A rejeição britânica impediu que o pacto se tornasse um tratado para toda a União Europeia, levantando críticas à “divisão” da Europa e medo, entre os próprios britânicos, de se distanciar do restante do continente, que é o destino de cerca de metade das exportações da Grã-Bretanha.

Um dos principais críticos da posição britânica, o presidente francês, Nicolas Sarkozy, disse à imprensa francesa que agora claramente existem “duas Europas”.

Em resposta às críticas, Cameron foi ao Parlamento britânico nesta segunda-feira para defender sua rejeição ao pacto. Ele alegou que o “não” ao acordo europeu “foi a resposta correta”, alegando que faltaram “salvaguardas ao mercado financeiro britânico”.

Mas agregou que seu país permanece sendo um “membro pleno da UE”, porque o país necessita “do mercado comum europeu”.

Eurocéticos

Ainda que a rejeição ao pacto europeu agrade grande parte do eleitorado de Cameron e de seu Partido Conservador – que tem uma ala “eurocética”, contrária à maior integração com a Europa –, a decisão britânica despertou tensões na coalizão governista.

O vice-premiê, Nick Clegg, do Partido Liberal Democrata, disse à BBC que ficou “desapontado” com o resultado das negociações em Bruxelas, que pode fazer com que a Grã-Bretanha “fique isolada e marginalizada” do resto do continente.

“Temos que garantir que a integridade do mercado comum (europeu) seja preservada”, afirmou Clegg. “Não acho que isso seja bom para os empregos (britânicos), para o crescimento ou para as famílias.”

A oposição trabalhista, por sua vez, disse que Cameron terá que explicar “por que fez algo que é tão ruim para a Grã-Bretanha e para os empregos britânicos”.

“Ele fez isso porque a ala eurocética do Partido Conservador tomou conta e isso não é bom para os interesses nacionais”, acusou o líder da oposição, Ed Miliband.

Em defesa do governo, o secretário de Negócios Vince Cable disse que “precisamos urgentemente de uma confirmação de que estamos comprometidos com a UE”, porque “milhões de empregos dependem disso”.

‘Solidariedade’

O analista de negócios da BBC Joe Lynam explica que ainda não está claro se o mercado financeiro britânico terá vantagens ou desvantagens de longo prazo por se livrar de regras comuns europeias.

Mas ele agrega que existe um risco de que os bancos do país possam ser afetados por acordos feitos pelos demais 26 membros da UE.

De sua parte, Sarkozy disse na França que ele e a chanceler (premiê) alemã, Angela Merkel, fizeram tudo o que podiam para obter um consenso europeu para o pacto acordado em Bruxelas.

O pacto prevê mais integração econômica na zona do euro e inclui penalidades automáticas para países cujo deficit público exceda 3% de seu PIB; a antecipação, para julho de 2012, de um Mecanismo Europeu de Estabilidade (fundo permanente de resgate para os países da região); e um financiamento de 200 bilhões de euros a países endividados, a ser provido por países europeus para o FMI.

Também exige que os países do pacto submetam seus orçamentos nacionais à Comissão Europeia, que terá o poder de pedir que sejam revisados.
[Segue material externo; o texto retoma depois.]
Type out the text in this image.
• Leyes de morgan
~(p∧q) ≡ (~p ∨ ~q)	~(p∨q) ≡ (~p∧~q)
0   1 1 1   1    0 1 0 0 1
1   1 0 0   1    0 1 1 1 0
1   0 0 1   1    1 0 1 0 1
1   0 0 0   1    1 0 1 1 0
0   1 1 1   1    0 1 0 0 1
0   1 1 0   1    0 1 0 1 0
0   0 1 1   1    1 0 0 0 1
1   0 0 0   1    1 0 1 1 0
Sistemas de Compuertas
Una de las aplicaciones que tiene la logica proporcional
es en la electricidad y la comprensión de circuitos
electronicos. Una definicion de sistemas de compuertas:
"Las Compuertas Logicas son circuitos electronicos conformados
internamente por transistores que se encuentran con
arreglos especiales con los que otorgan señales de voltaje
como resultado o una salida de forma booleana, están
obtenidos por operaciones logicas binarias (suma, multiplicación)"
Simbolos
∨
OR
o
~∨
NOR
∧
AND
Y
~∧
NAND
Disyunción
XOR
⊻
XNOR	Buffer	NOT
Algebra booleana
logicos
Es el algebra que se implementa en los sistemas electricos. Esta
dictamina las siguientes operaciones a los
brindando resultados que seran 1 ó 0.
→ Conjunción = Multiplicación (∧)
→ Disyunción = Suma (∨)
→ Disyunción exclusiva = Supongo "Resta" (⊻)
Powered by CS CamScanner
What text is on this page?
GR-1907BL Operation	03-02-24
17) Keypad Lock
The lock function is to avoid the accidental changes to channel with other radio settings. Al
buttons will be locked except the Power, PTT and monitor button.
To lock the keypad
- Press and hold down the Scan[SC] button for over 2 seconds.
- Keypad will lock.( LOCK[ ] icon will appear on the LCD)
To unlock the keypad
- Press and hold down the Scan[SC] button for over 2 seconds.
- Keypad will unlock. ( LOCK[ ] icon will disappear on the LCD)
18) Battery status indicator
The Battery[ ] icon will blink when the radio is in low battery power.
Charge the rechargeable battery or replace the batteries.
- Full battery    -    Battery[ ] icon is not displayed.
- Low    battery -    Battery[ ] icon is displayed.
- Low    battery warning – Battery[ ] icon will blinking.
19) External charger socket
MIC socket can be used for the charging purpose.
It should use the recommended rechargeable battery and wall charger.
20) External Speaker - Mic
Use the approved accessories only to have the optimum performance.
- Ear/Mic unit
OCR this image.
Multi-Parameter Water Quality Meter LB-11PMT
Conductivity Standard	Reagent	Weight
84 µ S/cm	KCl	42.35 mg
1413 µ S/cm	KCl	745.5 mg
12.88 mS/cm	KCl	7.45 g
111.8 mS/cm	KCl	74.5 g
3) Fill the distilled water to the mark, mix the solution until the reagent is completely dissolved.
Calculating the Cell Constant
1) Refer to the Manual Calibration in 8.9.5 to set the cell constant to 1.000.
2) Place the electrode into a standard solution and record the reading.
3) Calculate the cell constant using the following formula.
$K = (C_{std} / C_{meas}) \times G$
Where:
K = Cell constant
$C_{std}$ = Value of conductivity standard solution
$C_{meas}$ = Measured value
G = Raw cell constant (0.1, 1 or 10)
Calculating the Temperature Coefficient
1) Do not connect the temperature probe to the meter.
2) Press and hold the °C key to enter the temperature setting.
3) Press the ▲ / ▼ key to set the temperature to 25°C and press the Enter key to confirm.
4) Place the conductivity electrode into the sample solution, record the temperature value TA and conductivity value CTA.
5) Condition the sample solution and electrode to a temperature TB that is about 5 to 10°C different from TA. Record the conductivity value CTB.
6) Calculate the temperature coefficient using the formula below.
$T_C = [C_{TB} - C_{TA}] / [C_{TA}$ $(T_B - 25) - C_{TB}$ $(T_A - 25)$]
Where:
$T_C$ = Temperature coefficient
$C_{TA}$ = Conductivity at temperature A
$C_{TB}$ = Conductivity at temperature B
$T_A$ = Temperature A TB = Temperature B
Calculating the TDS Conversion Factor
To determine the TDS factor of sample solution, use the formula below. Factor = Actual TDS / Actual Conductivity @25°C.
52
O objetivo é evitar a descoberta tardia de grandes deficits, como os observados na Grécia.

Sarkozy declarou acreditar que agora existe uma Europa “que quer mais regulação e solidariedade entre seus membros” e outra que “está atrelada somente à lógica do mercado comum”.

‘Engajamento’

Em resposta às críticas, o gabinete de Cameron disse que a Grã-Bretanha vai “se engajar de maneira construtiva” com os demais países europeus e rejeitou a ideia de que a postura adotada em Bruxelas ameace a coalizão governista do país.

Ao mesmo tempo, a decisão de Cameron dividiu a imprensa britânica. De um lado, jornais como o Daily Telegraph argumentaram que “os britânicos comuns têm pouca simpatia” pelo projeto europeu (parte da população britânica desaprova, por exemplo, a ida de imigrantes europeus ao país).

Já jornais como o Guardian disseram que o veto britânico “certamente não protegerá Cameron e a Grã-Bretanha de danos econômico””, mas opinando que as decisões tomadas pelos líderes europeus em Bruxelas farão pouco para resolver a crise do euro.